Hic vir, tantus, talisque, qui vividis ingenii viribus longè genus humanum superabat, a civibus ingratis diu neglectus, magnatum invidiam sæpius, gratiam vix unquam expertus, triginta duos annos latuit in Hiberniâ, nullo ultra decanatum insignitus titulo; quod tamen illi pro votis accidisse inter amicos constat, quippe cui semper in ore erat; non tam referre, quo genere honorum sis ornatus, quam a quibus & inter quos.

Tandem senio, atque intolerandis capitis doloribus confectus, mente, memoria, sensu paulatim deficientibus, jamque penitus extinctis, per quatuor postremos vitæ annos, inter mœrentes amicos mortuus vixit; quem tamen omni laude dignissimum ritè consecrant divina ingenii lumina.


I shall close my account of this extraordinary man, with laying open one leading part of his character, which may serve as a clew to the whole. He was perhaps the most disinterested man that ever lived. No selfish motive ever influenced any part of his conduct. He loved virtue for its own sake, and was content it should be its own reward. The means to arrive at rank, fortune, and fame, the three great objects of pursuit in other men, though all thrown in his way, he utterly despised, satisfied with having deserved them. The same principle operated equally on the author, as on the man; as he never put his name to his works, nor had any solicitude about them, after they had once made their appearance in the world.
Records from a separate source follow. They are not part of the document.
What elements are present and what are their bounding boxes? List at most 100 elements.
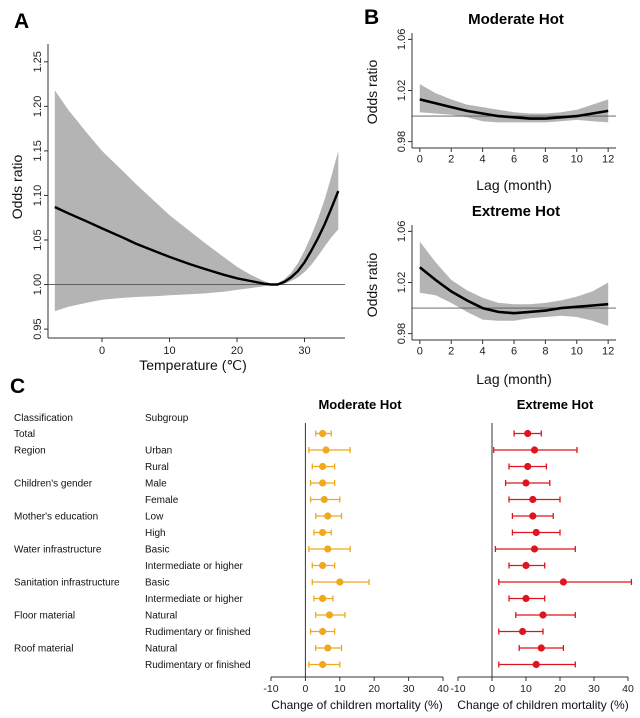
panel-a-x-tick-label: 10 [163,345,175,357]
row-subgroup: Rudimentary or finished [145,627,251,638]
moderate-point-estimate [319,479,327,487]
panel-b-extreme-x-tick-label: 0 [417,346,423,358]
panel-a-confidence-band [54,90,339,312]
moderate-point-estimate [322,446,330,454]
extreme-x-tick-label: 20 [554,683,566,695]
panel-a-y-tick-label: 1.20 [32,96,44,117]
extreme-point-estimate [530,545,539,553]
panel-b-moderate-x-tick-label: 12 [602,154,614,166]
extreme-point-estimate [539,611,547,619]
moderate-x-tick-label: 10 [334,683,346,695]
panel-a-ylabel: Odds ratio [9,154,25,219]
panel-b-moderate-x-tick-label: 6 [511,154,517,166]
panel-c-forest: Classification Subgroup Total Region Urban Ru… [14,397,634,712]
panel-a-y-tick-label: 1.10 [32,185,44,206]
row-classification: Floor material [14,611,75,622]
extreme-point-estimate [522,561,530,570]
panel-b-moderate-x-tick-label: 2 [448,154,454,166]
panel-b-moderate-y-tick-label: 1.02 [396,80,408,101]
panel-a-y-tick-label: 1.00 [32,274,44,295]
row-classification: Sanitation infrastructure [14,578,120,589]
row-subgroup: Rural [145,462,169,473]
row-subgroup: Rudimentary or finished [145,660,251,671]
extreme-point-estimate [537,644,545,652]
panel-b-moderate-x-tick-label: 0 [417,154,423,166]
moderate-point-estimate [324,512,332,520]
extreme-point-estimate [522,594,530,603]
row-subgroup: Intermediate or higher [145,561,244,572]
row-subgroup: Female [145,495,179,506]
moderate-point-estimate [319,528,327,537]
moderate-x-tick-label: 30 [403,683,415,695]
extreme-x-tick-label: 40 [622,683,634,695]
panel-b-extreme-x-tick-label: 2 [448,346,454,358]
extreme-x-tick-label: 30 [588,683,600,695]
row-classification: Roof material [14,644,73,655]
moderate-hot-title: Moderate Hot [468,11,564,28]
panel-b-moderate-estimate-line [419,98,609,120]
panel-b-extreme-y-tick-label: 1.02 [396,272,408,293]
moderate-point-estimate [325,611,334,619]
moderate-point-estimate [319,627,327,636]
extreme-point-estimate [532,528,540,537]
panel-b-extreme-estimate-line [418,266,609,315]
panel-b-label: B [364,6,379,29]
extreme-x-tick-label: 0 [489,683,495,695]
moderate-x-tick-label: 40 [437,683,449,695]
panel-b-moderate-confidence-band [419,84,609,123]
panel-b-extreme-x-tick-label: 12 [602,346,614,358]
panel-b-extreme-confidence-band [419,241,609,326]
extreme-point-estimate [529,495,537,504]
moderate-point-estimate [319,561,327,570]
moderate-x-tick-label: 0 [302,683,308,695]
column-header-classification: Classification [14,413,73,424]
moderate-forest-title: Moderate Hot [318,397,402,412]
row-classification: Total [14,429,35,440]
row-subgroup: Male [145,479,167,490]
row-subgroup: Basic [145,578,169,589]
panel-b-extreme-y-tick-label: 0.98 [396,323,408,344]
row-classification: Water infrastructure [14,545,102,556]
row-classification: Mother's education [14,512,98,523]
moderate-point-estimate [319,594,327,603]
row-classification: Region [14,446,46,457]
row-subgroup: Basic [145,545,169,556]
row-subgroup: Natural [145,644,177,655]
extreme-point-estimate [532,660,540,669]
moderate-point-estimate [319,462,327,471]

The last act of his life showed how far he made this a rule of conduct, in his choice of the charity to which he bequeathed his fortune; leaving it for the support of idiots and lunatics, beings that could never know their benefactor.

Upon the whole, when we consider his character as a man, perfectly free from vice, with few frailties, and such exalted virtues; and as an author, possessed of such uncommon talents, such an original vein of humour, such an inexhaustible fund of wit, joined to so clear and solid an understanding; when we behold these two characters united in one and the same person; perhaps it will not be thought too bold an assertion, to say, that his parallel is not to be found either in the history of ancient or modern times.


  1. He was never mentioned by any other title but that of The dean; in the same manner as Aristotle was called The Stagyrite, and Homer The poet.
  2. The mandarins of China, from an absurd custom of letting their nails grow to their utmost extent, as a mark of distinction, are obliged to have all the common offices of life, even to that of feeding them, performed by their domesticks.
  3. It is said the late queen had the curiosity to see this wild man, but was so shocked at the appearance he made, that she ordered him immediately out of her presence.